The main feature of this procedure is the use of bone for rigid reconstruction. In this case, a multilayer reconstruction was performed, which included a collagen matrix laid against the dura mater as the first layer, bone pile fitted into the bone as the second layer, and a pedicle nasoseptal flap covering the bone as the third layer. Previously, for small defects, only soft reconstruction was performed with fascia or fat and rigid reconstruction was not recommended. , , However, since spontaneous CSF leakage is related to chronic intracranial hypertension, , , , , a strong reconstruction is preferable. In this case, the fistula was in the form of a narrow canal; therefore, we processed the vomer bone into a pile and inserted it in a pile‐driving manner. This technique provides a rigid bone‐based reconstruction for canalicular fistulas.

The fistula in this case was thin and canal‐like; thus, a 0.5‐mm slice HRCT was useful in identifying it. According to the previous reports, spontaneous CSF leakage in the sphenoid sinus has often been associated with meningoencephaloceles. , , , CT and MRI are commonly used imaging modalities, with a sensitivity of approximately 90%. However, in this case, CT and MRI of the brain did not raise suspicion of spontaneous CSF leakage. Even in the absence of the lateral recess of the sphenoid sinus and meningoencephalocele, it is important to recognize the possibility of CSF leakage via a canal‐like fistula and an ascending bacterial infection.

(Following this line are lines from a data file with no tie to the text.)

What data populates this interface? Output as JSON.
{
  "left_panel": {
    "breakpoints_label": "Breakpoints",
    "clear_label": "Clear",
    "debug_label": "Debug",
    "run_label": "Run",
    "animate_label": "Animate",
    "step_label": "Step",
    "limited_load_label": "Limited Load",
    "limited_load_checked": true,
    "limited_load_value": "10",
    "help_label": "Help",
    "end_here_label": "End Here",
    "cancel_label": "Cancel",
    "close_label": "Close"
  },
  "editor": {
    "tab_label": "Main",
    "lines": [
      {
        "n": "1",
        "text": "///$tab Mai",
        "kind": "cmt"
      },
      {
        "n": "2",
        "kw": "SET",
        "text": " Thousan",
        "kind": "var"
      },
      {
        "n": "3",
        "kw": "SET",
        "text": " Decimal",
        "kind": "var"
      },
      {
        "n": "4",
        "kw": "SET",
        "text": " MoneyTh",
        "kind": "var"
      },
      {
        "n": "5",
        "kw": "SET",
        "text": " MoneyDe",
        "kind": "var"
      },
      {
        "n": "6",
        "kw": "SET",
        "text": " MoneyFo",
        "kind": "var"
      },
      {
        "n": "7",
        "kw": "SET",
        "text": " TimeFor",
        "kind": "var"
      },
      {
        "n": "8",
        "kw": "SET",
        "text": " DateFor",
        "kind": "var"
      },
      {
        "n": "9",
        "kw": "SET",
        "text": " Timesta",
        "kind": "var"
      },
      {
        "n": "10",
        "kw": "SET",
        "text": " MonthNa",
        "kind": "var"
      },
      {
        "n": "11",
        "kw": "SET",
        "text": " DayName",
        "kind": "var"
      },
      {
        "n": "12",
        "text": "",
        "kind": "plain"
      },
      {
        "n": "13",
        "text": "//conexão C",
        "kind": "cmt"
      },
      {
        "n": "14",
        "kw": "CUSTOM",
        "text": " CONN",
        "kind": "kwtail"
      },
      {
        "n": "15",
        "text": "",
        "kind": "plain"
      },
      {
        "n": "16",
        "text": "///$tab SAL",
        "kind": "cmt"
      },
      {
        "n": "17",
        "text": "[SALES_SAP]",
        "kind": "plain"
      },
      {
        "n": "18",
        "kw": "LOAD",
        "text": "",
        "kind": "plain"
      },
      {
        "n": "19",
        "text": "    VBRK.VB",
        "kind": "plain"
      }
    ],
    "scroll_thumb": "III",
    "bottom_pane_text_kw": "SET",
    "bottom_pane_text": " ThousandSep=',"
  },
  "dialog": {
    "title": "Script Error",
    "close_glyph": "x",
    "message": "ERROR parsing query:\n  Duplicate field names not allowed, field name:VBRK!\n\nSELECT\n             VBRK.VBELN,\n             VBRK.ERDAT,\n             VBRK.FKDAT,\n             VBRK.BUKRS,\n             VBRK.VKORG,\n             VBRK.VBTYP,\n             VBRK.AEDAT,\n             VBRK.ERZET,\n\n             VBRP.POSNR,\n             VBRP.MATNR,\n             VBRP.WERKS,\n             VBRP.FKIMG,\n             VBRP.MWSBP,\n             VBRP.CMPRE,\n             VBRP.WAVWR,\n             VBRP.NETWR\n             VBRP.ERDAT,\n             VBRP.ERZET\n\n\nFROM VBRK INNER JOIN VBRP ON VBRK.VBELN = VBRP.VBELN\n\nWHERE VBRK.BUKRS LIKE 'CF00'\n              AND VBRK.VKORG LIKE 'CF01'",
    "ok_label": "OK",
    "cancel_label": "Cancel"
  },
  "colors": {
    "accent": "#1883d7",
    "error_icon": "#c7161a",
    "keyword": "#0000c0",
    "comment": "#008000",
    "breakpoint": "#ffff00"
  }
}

We performed reconstructive surgery of the fistula on the lateral wall of the sphenoid sinus using a transseptal approach. The transpterygoid approach is useful for observation and surgical manipulation of the defect in patients with a well‐developed lateral recess of the sphenoid sinus. Since the lateral recess of the sphenoid sinus was not observed in the current case, the surgical field was expanded laterally via the transseptal approach. We were able to observe and manipulate the defect area sufficiently using a 30‐degree telescope.

No complications were observed 6 months after surgery. However, it is necessary to investigate the possibility of resorption of the injected bone and recurrence of CSF leakage.

CONCLUSION

We demonstrated that rigid reconstruction with bone was possible for a narrow canal‐like fistula at the skull base. Thin‐slice HRCT was effective in identifying the fistula.

CONFLICTS OF INTERESTS

There is no conflict of interest to disclose.

AUTHOR CONTRIBUTION

Kosuke Takabayashi (K.T.) drafted the manuscript and substantially contributed to the conception and design of the research and interpretation of the data. Shuho Gotoh (S.G.) made a substantial contribution to the study conception and interpretation of data. Maeho Yamasaki (M.Y.) made a substantial contribution to the study conception. Katsumi Takizawa (K.T.) supervised the project, was responsible for data collection, and made a substantial contribution to the conception and design of the research and interpretation of the data. All authors made substantial contributions to the conception and design of the case report and interpretation of the data; revised the manuscript, approved it to be published, and agreed to be accountable for all aspects of the work in ensuring that questions related to the accuracy or integrity of any part of the work are appropriately investigated and resolved. Each author participated in this work for an appropriate portion of the content.

ETHICAL APPROVAL

Approval for this case report was obtained from the Ethics Committee of the Japanese Red Cross Asahikawa Hospital (approval number: 202145–2).

CONSENT

Written informed consent was obtained from the patient.